Röportaj: Hasan Kanbolat, Oytun Orhan
Her ne kadar Ortadoğu’da Arap Baharı’na odaklanılmış olsa da ABD askerlerinin Irak’tan çekilmesi son derece önemli bir gelişme. Çekilme ile ülkede baş gösteren kriz bölgesel gelişmeleri de doğrudan etkileyebilir. Çekilme sonrası en fala dillendirilen korkulardan biri Irak’ta Araplar ve Kürtler arasında bir çatışma çıkma ihtimali idi. Hem bu konuları hem de Bölgesel Kürt Yönetimi’nin iç politikasında yaşanan son gelişmeleri en yetkili kişilerden biri olan KDP Dış İlişkiler Ofisi Başkanı Hemin Hawrami ile konuştuk. Hawrami, Türkiye’nin Irak’taki rolü ve Bölgesel Yönetim ile ilişkileri konusundaki görüşlerini de bizlerle paylaştı.
ORSAM: Kendinizi kısaca tanıtabilir misiniz?
HAWRAMI: İsmim Hemin Hawrami. KDP liderlik konseyi üyesiyim ve Dış İlişkiler Ofisi’nin başkanıyım.
Bölgesel Kürt Yönetimi’nde Başbakanlık pozisyonunda bir değişiklik yaşandı. Neçirvan Barzani Başbakanı oldu. Bundan sonra Bölgesel Yönetim’in iç ve dış siyasetinde bir değişiklik beklemeli miyiz?
Öncelikle KYB ile stratejik anlaşmamız var. KYB ile birlikte seçimlere gittik ve kazandık. Altıncı kabineyi beraber kurduk. Stratejik anlaşmaya göre her iki yılda bir Başbakanlık ve Meclis Başkanlığı pozisyonlarını değiştiriyoruz. Bu nedenle sahip olduğumuz dış ya da iç politikada herhangi bir değişiklik beklemiyoruz. Bu Başbakanlık pozisyonundaki rutin değişimdir. Fakat durum tamamen değişti. 2009 sahip olduğumuz siyasi durum ve stratejik ortam tamamen değişti. Örneğin, o zamanlar Arap Baharı henüz yaşanmamıştı, ABD güçleri henüz Irak’tan çekilmemişti, bizler için stratejik öneme sahip olan Suriye’deki gösteriler henüz başlamamıştı ve Bağdat’taki siyasi kriz yoktu. Sonuç olarak siyasi ortam beraberinde daha proaktif bir dış siyaseti de getirdi. Parlamento Perşembe günü başbakan olarak Neçirvan Barzani’ye hükümet kurma yetkisi verdi. Size daha önce de belirttiğim konularda Kürt yaklaşımını daha ileriye götürecektir.

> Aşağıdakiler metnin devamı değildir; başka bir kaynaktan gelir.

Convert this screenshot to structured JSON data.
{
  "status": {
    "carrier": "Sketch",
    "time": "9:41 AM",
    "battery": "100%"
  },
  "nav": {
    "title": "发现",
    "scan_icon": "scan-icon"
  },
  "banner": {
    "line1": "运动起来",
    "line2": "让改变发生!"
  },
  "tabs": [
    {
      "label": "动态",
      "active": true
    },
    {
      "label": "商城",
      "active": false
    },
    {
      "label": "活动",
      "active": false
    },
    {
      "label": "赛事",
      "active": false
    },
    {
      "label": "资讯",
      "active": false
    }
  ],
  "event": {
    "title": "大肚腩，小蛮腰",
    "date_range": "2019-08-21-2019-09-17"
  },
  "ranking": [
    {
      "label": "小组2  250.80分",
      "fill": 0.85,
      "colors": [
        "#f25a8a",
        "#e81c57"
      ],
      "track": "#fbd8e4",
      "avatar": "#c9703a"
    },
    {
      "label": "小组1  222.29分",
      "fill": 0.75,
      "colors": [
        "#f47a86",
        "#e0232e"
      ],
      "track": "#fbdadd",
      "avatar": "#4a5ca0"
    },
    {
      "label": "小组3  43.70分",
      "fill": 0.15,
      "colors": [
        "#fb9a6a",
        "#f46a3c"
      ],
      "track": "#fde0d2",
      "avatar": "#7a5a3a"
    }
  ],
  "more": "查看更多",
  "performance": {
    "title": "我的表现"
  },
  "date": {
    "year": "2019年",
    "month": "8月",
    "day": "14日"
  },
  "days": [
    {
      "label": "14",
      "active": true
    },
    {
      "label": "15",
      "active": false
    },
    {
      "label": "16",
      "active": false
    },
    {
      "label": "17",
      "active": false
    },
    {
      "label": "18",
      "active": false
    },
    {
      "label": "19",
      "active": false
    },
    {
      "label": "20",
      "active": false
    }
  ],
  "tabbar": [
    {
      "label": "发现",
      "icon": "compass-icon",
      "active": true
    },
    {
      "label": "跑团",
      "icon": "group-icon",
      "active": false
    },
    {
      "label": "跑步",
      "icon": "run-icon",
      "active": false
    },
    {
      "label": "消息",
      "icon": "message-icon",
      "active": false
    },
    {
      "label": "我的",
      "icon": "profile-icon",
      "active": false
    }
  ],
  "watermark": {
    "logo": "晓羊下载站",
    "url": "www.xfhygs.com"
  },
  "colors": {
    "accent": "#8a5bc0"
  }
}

KYB ve KDP arasındaki stratejik ittifakın devam edeceğini mi yoksa önümüzdeki seçimlerde herhangi bir ayrılma bekliyor musunuz?
Öncelikle bizler farklı iki partiyiz. Halkımıza ve insanlarımıza karşı sorumluluklarımızın yükünü taşıyoruz. 5-6 milyon insanın hayatından sorumluyuz. Ve bizler çok önemli ve zorluklarla dolu bir coğrafyada bulunuyoruz, Kürdistan ve Irak’ta bir geçiş dönemi içindeyiz. İşte bu nedenle KDP olarak bizler Kürtlerin çıkarlarını parti çıkarlarının üstünde tutuyoruz. KDP ve KYB olarak, parti politikalarını bir kenara bırakıp tüm enerjimizi Kürdistan’ın meseleleri üzerine odaklamak için stratejik bir işbirliği yapmaya karar verdik. Diğer tüm Kürt partilerine saygı duyduğumu belirterek şunu söylemek istiyorum; eğer aralarında bazı anlaşmazlıklar ve farklılıklar olursa bunu çözmek için ortak bir siyasetleri bulunmuyor. Öte yandan KDP ve KYB arasında yanlış anlaşılma veya farklılıklar olduğunda biz kesinlikle bütünüyle buna bir Kürt meselesi olarak bakacağız. İşte tam olarak bu nedenle, ben özellikle KDP adına konuşuyorum tabi, KDP ve KYB arasındaki stratejik işbirliği, Kürt meselesi, birliği korumak, Kürtlerin söylem ve çıkarlarını korumak ve Irak içinde ve dışında Kürtlerin eşit temsili ve hakları için devam edecek.
ABD askerlerinin Irak’tan çekilmesinin ardından ülkede devam eden bir siyasi kriz var. Özellikle Sünniler ve Şiiler arasında. Maliki’nin çekilme sonrasında aşırı güçlendiği ve otoriter eğilimler gösterdiğine ilişkin eleştiriler söz konusu. Şiilerin Irak siyasetinde daha da güçlenmesini, Kürtlerin pozisyonuna etkileri açısından nasıl değerlendiriyorsunuz?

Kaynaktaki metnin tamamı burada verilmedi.